CAPORETTO VISTA DA UN "NEMICO" FURLAN

Udine occupata dagli austroungarici

Chi vi propone l'articolo, cioè io,  non ha nessuna nostalgia per "el paròn" austriaco, allo stesso modo in cui non ama l'annessione italiana. Anche se tra le due disgrazie, la prima forse era la meno peggio.  Ma certamente è interessante leggere un pezzetto di storia, cioè lo sfondamento di Caporetto, anche dal punto di vista del "nemico". Specie se il "nemico" è in realtà un fratello friulano.

"Batae di Cjaurêt"
La storia vista da un soldato friulano dell'esercito Austro-Ungarico-
"Guido Marizza e la pagnotta."
Arriva l’ottobre del ’17 e le truppe italiane sul fronte dell’Isonzo vengono sbaragliate. Per gli Austro-Tedeschi è la battaglia di Flitsch-Tolmein (Plezzo-Tolmino), per gli Italiani è la disfatta di Caporetto.
A Caporetto (Kobarid in sloveno, Karfreit in tedesco) la popolazione slovena si precipita festante in strada a salutare i liberatori germanici.
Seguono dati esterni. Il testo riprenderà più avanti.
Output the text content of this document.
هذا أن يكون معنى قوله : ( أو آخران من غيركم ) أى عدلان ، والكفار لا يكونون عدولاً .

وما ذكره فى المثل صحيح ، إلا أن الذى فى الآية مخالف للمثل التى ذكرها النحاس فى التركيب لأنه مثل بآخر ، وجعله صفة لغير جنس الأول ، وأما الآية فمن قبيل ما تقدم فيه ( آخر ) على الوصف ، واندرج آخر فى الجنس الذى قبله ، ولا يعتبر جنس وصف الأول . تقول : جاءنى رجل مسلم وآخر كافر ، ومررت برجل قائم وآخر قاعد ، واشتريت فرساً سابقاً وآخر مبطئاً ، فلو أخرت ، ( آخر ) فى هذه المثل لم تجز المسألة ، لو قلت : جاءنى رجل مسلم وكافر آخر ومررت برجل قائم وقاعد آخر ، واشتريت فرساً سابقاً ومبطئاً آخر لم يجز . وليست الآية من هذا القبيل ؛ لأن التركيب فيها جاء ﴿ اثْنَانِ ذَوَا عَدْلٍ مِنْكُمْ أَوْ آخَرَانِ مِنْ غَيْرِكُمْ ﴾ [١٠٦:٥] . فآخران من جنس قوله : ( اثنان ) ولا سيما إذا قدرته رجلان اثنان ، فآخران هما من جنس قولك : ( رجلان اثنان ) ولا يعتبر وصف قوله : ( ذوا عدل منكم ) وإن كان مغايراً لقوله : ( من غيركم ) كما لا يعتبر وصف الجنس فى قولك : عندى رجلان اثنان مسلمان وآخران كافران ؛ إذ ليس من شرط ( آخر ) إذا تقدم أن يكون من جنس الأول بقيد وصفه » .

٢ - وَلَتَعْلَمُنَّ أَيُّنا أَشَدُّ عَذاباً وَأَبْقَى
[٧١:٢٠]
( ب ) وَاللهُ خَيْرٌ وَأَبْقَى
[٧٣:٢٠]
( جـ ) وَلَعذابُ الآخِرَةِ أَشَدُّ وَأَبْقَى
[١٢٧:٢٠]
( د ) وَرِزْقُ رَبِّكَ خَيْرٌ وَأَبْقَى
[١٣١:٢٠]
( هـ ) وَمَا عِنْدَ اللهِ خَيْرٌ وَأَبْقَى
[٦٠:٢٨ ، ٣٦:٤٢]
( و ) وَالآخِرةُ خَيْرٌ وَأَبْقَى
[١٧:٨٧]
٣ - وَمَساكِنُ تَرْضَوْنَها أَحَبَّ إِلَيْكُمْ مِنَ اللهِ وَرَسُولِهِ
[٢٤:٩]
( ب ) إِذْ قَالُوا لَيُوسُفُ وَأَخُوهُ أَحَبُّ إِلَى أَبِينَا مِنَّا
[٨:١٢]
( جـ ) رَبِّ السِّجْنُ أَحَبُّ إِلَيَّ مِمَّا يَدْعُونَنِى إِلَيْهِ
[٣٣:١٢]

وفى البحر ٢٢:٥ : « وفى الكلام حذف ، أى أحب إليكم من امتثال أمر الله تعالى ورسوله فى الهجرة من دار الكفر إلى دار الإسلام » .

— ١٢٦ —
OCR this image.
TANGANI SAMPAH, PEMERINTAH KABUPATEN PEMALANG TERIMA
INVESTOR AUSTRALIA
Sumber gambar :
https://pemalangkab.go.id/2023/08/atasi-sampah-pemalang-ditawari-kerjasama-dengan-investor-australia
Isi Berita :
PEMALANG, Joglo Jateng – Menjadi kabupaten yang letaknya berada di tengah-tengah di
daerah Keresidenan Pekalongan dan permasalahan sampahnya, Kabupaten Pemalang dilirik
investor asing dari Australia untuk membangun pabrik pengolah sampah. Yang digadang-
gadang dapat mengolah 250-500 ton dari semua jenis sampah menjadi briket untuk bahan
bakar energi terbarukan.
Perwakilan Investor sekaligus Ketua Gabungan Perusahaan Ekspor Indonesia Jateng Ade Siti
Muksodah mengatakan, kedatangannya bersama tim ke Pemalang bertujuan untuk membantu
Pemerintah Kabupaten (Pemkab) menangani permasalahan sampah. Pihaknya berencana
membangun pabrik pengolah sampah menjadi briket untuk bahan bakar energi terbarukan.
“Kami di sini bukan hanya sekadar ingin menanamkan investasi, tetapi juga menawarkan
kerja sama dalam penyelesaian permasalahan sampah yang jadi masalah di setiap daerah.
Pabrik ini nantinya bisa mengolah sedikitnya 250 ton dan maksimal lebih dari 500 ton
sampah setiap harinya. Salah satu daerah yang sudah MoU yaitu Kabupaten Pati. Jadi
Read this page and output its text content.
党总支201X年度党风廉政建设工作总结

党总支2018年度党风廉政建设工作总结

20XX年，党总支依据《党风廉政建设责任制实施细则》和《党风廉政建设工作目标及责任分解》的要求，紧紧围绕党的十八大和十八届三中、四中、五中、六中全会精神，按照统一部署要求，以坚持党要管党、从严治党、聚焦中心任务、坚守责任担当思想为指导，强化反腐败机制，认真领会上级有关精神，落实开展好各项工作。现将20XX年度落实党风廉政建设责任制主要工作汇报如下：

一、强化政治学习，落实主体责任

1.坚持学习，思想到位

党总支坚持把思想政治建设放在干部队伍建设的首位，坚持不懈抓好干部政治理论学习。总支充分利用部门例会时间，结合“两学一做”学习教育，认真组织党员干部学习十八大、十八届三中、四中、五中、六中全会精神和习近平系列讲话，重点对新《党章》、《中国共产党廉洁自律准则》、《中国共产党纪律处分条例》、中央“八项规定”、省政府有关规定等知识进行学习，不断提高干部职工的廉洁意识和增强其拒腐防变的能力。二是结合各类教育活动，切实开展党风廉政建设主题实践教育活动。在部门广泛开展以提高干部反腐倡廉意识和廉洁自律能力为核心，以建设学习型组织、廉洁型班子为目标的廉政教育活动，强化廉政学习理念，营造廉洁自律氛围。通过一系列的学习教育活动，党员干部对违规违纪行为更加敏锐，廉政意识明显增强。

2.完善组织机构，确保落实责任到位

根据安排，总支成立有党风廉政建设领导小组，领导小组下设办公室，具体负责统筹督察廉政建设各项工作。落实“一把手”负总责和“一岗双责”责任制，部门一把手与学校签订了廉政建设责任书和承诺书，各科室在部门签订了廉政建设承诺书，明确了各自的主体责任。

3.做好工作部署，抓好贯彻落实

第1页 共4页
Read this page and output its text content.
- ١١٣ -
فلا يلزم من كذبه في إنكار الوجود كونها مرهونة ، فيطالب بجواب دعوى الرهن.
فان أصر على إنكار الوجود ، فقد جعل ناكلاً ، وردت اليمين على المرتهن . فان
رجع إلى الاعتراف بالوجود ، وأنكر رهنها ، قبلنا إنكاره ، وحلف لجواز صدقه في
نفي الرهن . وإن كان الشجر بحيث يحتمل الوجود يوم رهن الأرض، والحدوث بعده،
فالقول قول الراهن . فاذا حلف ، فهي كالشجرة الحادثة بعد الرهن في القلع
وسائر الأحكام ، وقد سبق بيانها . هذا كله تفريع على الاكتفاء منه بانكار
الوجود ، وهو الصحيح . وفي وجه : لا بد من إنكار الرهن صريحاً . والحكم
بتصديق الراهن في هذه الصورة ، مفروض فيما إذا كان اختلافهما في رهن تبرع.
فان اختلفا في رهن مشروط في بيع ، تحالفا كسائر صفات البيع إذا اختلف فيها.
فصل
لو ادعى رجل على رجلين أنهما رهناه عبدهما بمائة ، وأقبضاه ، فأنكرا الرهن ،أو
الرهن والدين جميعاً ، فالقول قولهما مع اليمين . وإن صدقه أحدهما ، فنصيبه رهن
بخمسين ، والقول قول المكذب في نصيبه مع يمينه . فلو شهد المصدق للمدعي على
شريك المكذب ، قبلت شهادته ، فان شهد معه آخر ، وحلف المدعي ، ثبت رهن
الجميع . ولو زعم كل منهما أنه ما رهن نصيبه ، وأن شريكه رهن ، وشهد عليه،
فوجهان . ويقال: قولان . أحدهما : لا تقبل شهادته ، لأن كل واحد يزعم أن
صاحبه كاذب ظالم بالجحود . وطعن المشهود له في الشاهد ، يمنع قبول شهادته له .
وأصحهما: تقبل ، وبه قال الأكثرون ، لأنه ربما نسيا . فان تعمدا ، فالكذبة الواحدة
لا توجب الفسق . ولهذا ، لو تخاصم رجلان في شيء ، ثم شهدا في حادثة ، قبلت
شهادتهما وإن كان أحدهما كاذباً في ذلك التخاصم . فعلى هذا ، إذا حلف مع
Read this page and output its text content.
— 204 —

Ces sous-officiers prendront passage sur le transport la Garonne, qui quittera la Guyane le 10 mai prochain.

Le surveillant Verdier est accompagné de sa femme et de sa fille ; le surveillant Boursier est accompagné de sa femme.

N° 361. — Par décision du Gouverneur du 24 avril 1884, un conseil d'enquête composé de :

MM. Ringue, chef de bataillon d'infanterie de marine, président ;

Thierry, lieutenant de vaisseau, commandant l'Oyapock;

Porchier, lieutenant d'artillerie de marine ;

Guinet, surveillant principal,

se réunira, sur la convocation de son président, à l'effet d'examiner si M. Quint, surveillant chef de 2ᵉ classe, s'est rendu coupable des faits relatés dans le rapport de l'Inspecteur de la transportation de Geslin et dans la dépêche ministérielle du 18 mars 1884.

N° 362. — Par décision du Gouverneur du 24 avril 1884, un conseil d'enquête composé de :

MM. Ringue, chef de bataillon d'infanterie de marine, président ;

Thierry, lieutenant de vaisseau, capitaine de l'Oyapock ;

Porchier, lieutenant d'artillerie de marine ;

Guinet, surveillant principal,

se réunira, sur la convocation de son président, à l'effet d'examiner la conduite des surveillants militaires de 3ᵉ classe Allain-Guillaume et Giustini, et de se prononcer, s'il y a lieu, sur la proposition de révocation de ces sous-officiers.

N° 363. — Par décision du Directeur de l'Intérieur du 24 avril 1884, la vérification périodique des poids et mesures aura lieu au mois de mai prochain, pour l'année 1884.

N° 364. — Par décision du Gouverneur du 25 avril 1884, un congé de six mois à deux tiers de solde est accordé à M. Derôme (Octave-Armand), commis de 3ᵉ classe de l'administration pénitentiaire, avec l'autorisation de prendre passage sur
Tarcento era stata saccheggiata dai soldati italiani in ritirata ma le truppe austriache ristabiliscono l’ordine.



A Udine quasi tutti gli abitanti sono fuggiti, influenzati dalla propaganda secondo cui i Tedeschi (che il giornale “Il popolo d’Italia” descriveva come dediti al cannibalismo) avrebbero assassinato tutti indistintamente. Dappertutto scene di saccheggio, vetrine sfondate, civili uccisi, soldati italiani ubriachi fradici: il nemico in fuga ha depredato la sua stessa città, dopo che i vincoli disciplinari si sono sciolti.
Nella città abbandonata molti soldati italiani vanno saccheggiando e appiccando incendi. In tutti i villaggi la popolazione friulana saluta cordialmente i soldati germanici, fiduciosa nel fatto che la loro impressionante vittoria avrebbe presto condotto alla pace.


A Passons, San Marco e Mereto di Tomba i soldati vittoriosi vengono salutati e accolti assai cordialmente. Anche a Maiano la 50^ Divisione incontra tracce di saccheggi e viene accolta festosamente dalla popolazione. A San Daniele, come in molte altre località, i civili scendono in strada con ceste di burro e marmellata, cioccolata, uva e altri viveri per i soldati austro-tedeschi.
A Gemona i saccheggi da parte di soldati italiani sbandati raggiungono una tale gravità che il sindaco deve chiedere protezione alla divisione Jaeger dai suoi stessi connazionali. Anche a Cimolais e Claut gli italiani hanno saccheggiato tutto.
Di chi è la responsabilità di tutto ciò? Secondo il generale Cadorna è di alcuni “reparti della II Armata, vilmente arresisi o ignominiosamente passati al nemico”. La colpa, insomma, sarebbe dell’ultimo soldatino, non dei capi come il generale Pietro Badoglio, in realtà uno dei massimi responsabili della disastrosa disfatta, che dopo la guerra, grazie ai suoi appoggi politici, anziché andare dritto in galera, sarà ricompensato con ogni genere di favori, onori, prebende, promozioni e decorazioni.
Carlo I visit ai kaiserjager tirolesi


Le truppe austriache, dunque, e con esse anche il soldato Guido Marizza, nell’autunno del ’17 varcano l’Isonzo, tornano a Gradisca ma non si fermano, passano anche il Torre, il Tagliamento, la Livenza e arrivano fino al Piave. E lì si fermano, perché un nemico armato si può sconfiggere, la fame no.
Quando mi raccontava la situazione di quei giorni, il nonno Guido diceva: “Se gavevimo ancora una pagnoca, rivàvimo fin a Milan!”